第86話 蒼月邸での鍛錬 -26-
手元のメモ書きを見ながら
「琴音は瞑想には結構慣れていそうだけど、好奇心が強いのか、興味をひく音があると意識が散っちゃうんだね。」
あっという間に見透かされて驚くやら恥ずかしいやら・・・
「でも、まあ、鍛錬は始めたばかりだし、朝の鍛錬もそうだけど、繰り返していくことで色々と慣れてくると思うから、これからも頑張ろうな!」
子供みたいなナリをしているくせに、一人前の先生みたいだ。
「はい、これからもよろしくお願いします。」
しかし、私はもちろんここでは生徒の側なので、素直に頭を下げる。
「じゃあ、次は、持久力の鍛錬だ!」
ついに、例の「屋敷で鬼ごっこ」の時間がやって来る・・・絶対ただの鬼ごっこじゃなく、何をさせられるか分からないこの不安。
「ん?なんでそんな不安そうな顔してるんだ?」
「いや・・・だって・・・」
「次は楽しい鬼ごっこだぞ!」
「いや・・・それはやってみないとなんとも・・・」
そうやって渋る私を気にも止めず、
「ルールは簡単!どんな手を使ってもいいから、捕まらずにこの建物の外に出れば鬼ごっこは琴音の勝ち!ただし、庭に面している窓や廊下の引き戸が開けられるようになっている場所とそうでない場所があるから、それは毎回試してみないと分からないぞ。」
聞いているだけだと簡単そうだけど、おそらくそんなはずはない。
「琴音はまだこの家の間取りとかわかんないもんな。これ、持ってていいよ。」
そう言って渡された間取り図を見る。

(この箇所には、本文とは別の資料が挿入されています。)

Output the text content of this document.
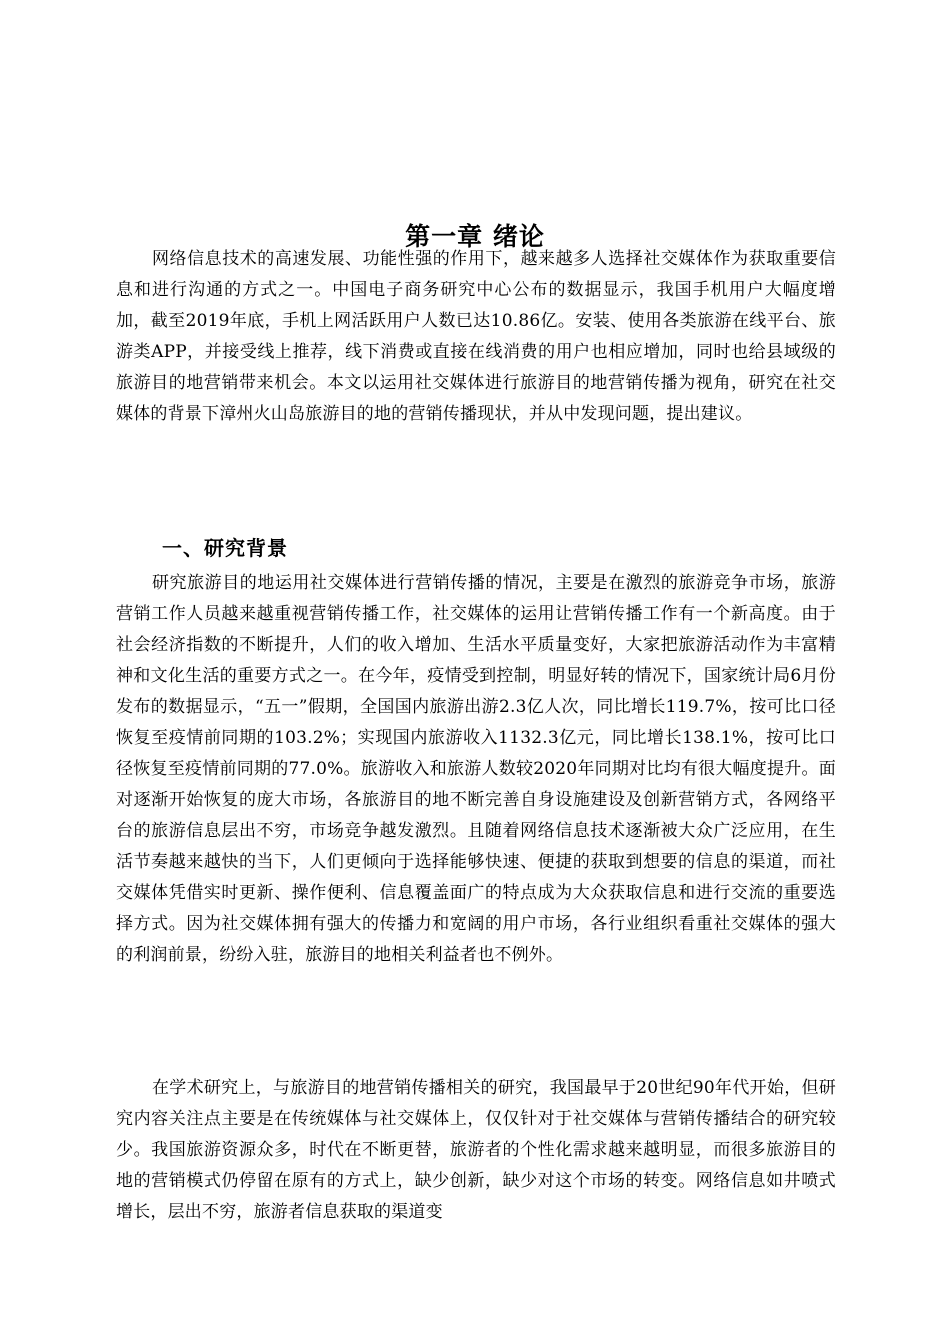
第一章 绪论

网络信息技术的高速发展、功能性强的作用下，越来越多人选择社交媒体作为获取重要信息和进行沟通的方式之一。中国电子商务研究中心公布的数据显示，我国手机用户大幅度增加，截至2019年底，手机上网活跃用户人数已达10.86亿。安装、使用各类旅游在线平台、旅游类APP，并接受线上推荐，线下消费或直接在线消费的用户也相应增加，同时也给县域级的旅游目的地营销带来机会。本文以运用社交媒体进行旅游目的地营销传播为视角，研究在社交媒体的背景下漳州火山岛旅游目的地的营销传播现状，并从中发现问题，提出建议。

一、研究背景

研究旅游目的地运用社交媒体进行营销传播的情况，主要是在激烈的旅游竞争市场，旅游营销工作人员越来越重视营销传播工作，社交媒体的运用让营销传播工作有一个新高度。由于社会经济指数的不断提升，人们的收入增加、生活水平质量变好，大家把旅游活动作为丰富精神和文化生活的重要方式之一。在今年，疫情受到控制，明显好转的情况下，国家统计局6月份发布的数据显示，“五一”假期，全国国内旅游出游2.3亿人次，同比增长119.7%，按可比口径恢复至疫情前同期的103.2%；实现国内旅游收入1132.3亿元，同比增长138.1%，按可比口径恢复至疫情前同期的77.0%。旅游收入和旅游人数较2020年同期对比均有很大幅度提升。面对逐渐开始恢复的庞大市场，各旅游目的地不断完善自身设施建设及创新营销方式，各网络平台的旅游信息层出不穷，市场竞争越发激烈。且随着网络信息技术逐渐被大众广泛应用，在生活节奏越来越快的当下，人们更倾向于选择能够快速、便捷的获取到想要的信息的渠道，而社交媒体凭借实时更新、操作便利、信息覆盖面广的特点成为大众获取信息和进行交流的重要选择方式。因为社交媒体拥有强大的传播力和宽阔的用户市场，各行业组织看重社交媒体的强大的利润前景，纷纷入驻，旅游目的地相关利益者也不例外。

在学术研究上，与旅游目的地营销传播相关的研究，我国最早于20世纪90年代开始，但研究内容关注点主要是在传统媒体与社交媒体上，仅仅针对于社交媒体与营销传播结合的研究较少。我国旅游资源众多，时代在不断更替，旅游者的个性化需求越来越明显，而很多旅游目的地的营销模式仍停留在原有的方式上，缺少创新，缺少对这个市场的转变。网络信息如井喷式增长，层出不穷，旅游者信息获取的渠道变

間取り図には文字や図形も書き込まれている。
どうやらスタート地点は私の部屋の前の廊下のようだ。
「ねえ、この記号はなあに?」
いくつかの部屋には「×」や「○」が、それ以外にもあちこちに「!」と書き込まれているのが気になって尋ねると、
「お、いいところに気がつきましたねえ。×が付いている部屋は入れないようになってるんだ。たとえば、蒼月様の部屋や食堂とかね。○がついている部屋は・・・ちょっとした情報が隠されてる部屋だよ。」
とニヤリと笑う。それから、
「!のところは気をつけてね。何が起こるかは行ってみてのお楽しみ〜〜!」
とさらにイタズラっぽい顔で笑う。
ほら、だから言ったじゃん。普通の鬼ごっこのはずがない、って。
わかってた!わかってました!!
それでも、なんだか謎解き要素まで加わった鬼ごっこに覚悟を決めて、
「りょうかーい。いい加減覚悟を決めたよ・・・」
とため息まじりにそう言うと、
「それでこそ琴音だ!ほい、それじゃあ、スタート地点はここな。」
と、部屋の外の廊下に誘導された。
「とりあえず・・・頑張ります・・・で、私は逃げる方だとして、追いかけてくるのは
「琴音、何言ってんだ?鬼ごっこだぞ?」
思っていたのとは違う答えが返ってきて、はてなマークが頭に浮かんできたその瞬間、
「じゃあ、始めるか!あ、捕まえたら食べていいって言ってあるから、しっかり逃げろよーーー!!」
「うっそ・・・・・!」
(あの子、捕まえたら食べていいって言ってあるから・・・って言わなかった!?)
「おおおおおお〜〜〜!!オラの大好物〜〜〜〜〜〜!!食わせろ〜〜〜〜〜!!」
見るからにヤバそうな大きくて筋骨隆々の赤鬼が物騒なことを叫びながら、廊下の端からこちらに向かって突進してくるのが見えた。